Contrairement à nous, l’IA ne connaît pas le burn-out physique, mais elle peut dérailler de manière très humaine en étant trop convaincue par ses propres erreurs. Elle peut inventer des informations ou fournir des réponses erronées, un phénomène appelé hallucination. Même les géants du secteur, tels qu’Anthropic, Google ou OpenAI, travaillent activement pour limiter ces hallucinations, mais ne parviennent pas encore à l’éradiquer. Cependant, il est possible de réduire considérablement les risques en adoptant quelques bonnes pratiques pour guider l’IA et vérifier ses réponses.
Sommaire :
Exigez des sources fiables
Le premier réflexe pour limiter les erreurs consiste à demander systématiquement à l’IA de citer ses sources. Lorsque l’on aborde un sujet complexe ou que l’on n’a pas de connaissances approfondies, les hallucinations deviennent difficiles à repérer.
Utiliser un langage clair et neutre, tout en demandant des références précises, permet de renforcer la fiabilité des réponses. Par exemple, il est conseillé de demander que chaque affirmation soit accompagnée d’URLs provenant de sources reconnues et crédibles. Cette approche oblige l’IA à se baser sur des informations vérifiables plutôt que de générer des contenus approximatifs.

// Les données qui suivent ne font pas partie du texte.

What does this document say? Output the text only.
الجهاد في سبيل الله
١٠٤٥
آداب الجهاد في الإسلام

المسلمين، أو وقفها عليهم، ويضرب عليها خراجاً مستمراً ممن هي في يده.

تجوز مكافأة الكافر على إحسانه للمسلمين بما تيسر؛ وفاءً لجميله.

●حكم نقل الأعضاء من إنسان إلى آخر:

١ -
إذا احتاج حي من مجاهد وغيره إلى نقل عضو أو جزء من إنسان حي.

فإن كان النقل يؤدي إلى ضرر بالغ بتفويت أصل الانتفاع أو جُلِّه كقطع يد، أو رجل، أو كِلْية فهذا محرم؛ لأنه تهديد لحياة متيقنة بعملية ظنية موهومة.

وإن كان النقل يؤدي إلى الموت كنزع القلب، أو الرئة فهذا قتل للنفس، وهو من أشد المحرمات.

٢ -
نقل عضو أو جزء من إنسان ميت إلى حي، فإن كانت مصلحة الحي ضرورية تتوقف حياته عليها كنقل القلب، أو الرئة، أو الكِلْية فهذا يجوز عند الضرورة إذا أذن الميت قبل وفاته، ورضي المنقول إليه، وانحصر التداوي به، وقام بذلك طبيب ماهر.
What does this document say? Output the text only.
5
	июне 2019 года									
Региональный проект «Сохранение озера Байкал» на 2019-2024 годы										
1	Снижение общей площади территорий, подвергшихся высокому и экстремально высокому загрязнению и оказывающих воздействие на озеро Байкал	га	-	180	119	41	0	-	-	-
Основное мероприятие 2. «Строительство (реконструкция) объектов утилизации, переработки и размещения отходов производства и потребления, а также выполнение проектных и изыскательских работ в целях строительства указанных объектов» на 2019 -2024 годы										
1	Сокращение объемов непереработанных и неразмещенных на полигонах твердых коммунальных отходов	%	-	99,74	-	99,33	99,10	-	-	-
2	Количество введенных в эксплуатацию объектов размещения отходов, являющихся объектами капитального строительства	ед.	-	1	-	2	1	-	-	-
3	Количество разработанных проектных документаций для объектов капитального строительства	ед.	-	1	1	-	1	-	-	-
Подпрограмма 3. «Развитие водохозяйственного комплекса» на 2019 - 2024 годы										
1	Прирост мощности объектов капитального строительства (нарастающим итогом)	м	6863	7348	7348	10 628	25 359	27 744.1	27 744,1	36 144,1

Dans ce cas, quand il n’y a aucune information crédible pour répondre à votre requête, elle est obligée d’avouer son ignorance, plutôt que de trouver une réponse quelconque.
Procédez étape par étape
Les assistants IA traitent d’énormes volumes d’informations, sans distinguer toujours l’avis d’un expert d’une simple opinion d’internaute. Pour obtenir des réponses plus fiables, il est efficace de demander à l’IA d’adopter le rôle d’un spécialiste dans le domaine concerné et de réfléchir de manière structurée, étape par étape.
Cette méthode encourage le modèle à analyser la question en profondeur, à hiérarchiser les sources et à fournir des réponses détaillées et contextualisées. En procédant ainsi, on augmente nettement la qualité des informations et on réduit le risque d’obtenir des affirmations incorrectes ou incomplètes.
Contredisez l’IA pour tester ses réponses
L’IA abonde souvent dans le sens de son utilisateur. C’est pourquoi il est conseillé de leur mentir. Cela permet d’avoir une réponse nuancée ou de déceler les mensonges de l’assistant.
Il est utile de confronter l’IA à des contradictions ou de lui poser des questions qui mettent en évidence les failles de son raisonnement. Par exemple, on peut lui demander d’expliquer pourquoi une affirmation pourrait ne pas être correcte, ou de comparer différents points de vue sur le même sujet. Cette technique permet à l’utilisateur d’obtenir une réponse plus nuancée et de détecter plus facilement les hallucinations potentielles.
En sollicitant l’IA de cette manière, elle est incitée à vérifier la cohérence de ses informations et à considérer plusieurs perspectives.
Fournissez des données fiables
Une méthode complémentaire consiste à connecter l’assistant IA à des bases de données triées sur le volet ou à des documents spécifiques. Cette approche, connue sous le nom de RAG (Retrieval-Augmented Generation), consiste à fournir à l’IA des sources fiables et à lui demander de formuler ses réponses à partir de ces documents. Ainsi, l’utilisateur garde le contrôle sur la qualité et la pertinence des informations, tout en réduisant les risques d’hallucinations. C’est d’ailleurs sur cette base que NotebookLM de Google connait du succès.
Bien que cette technique améliore la précision des réponses, elle n’élimine pas complètement le risque d’erreur, et il reste indispensable de vérifier les informations avant de les utiliser.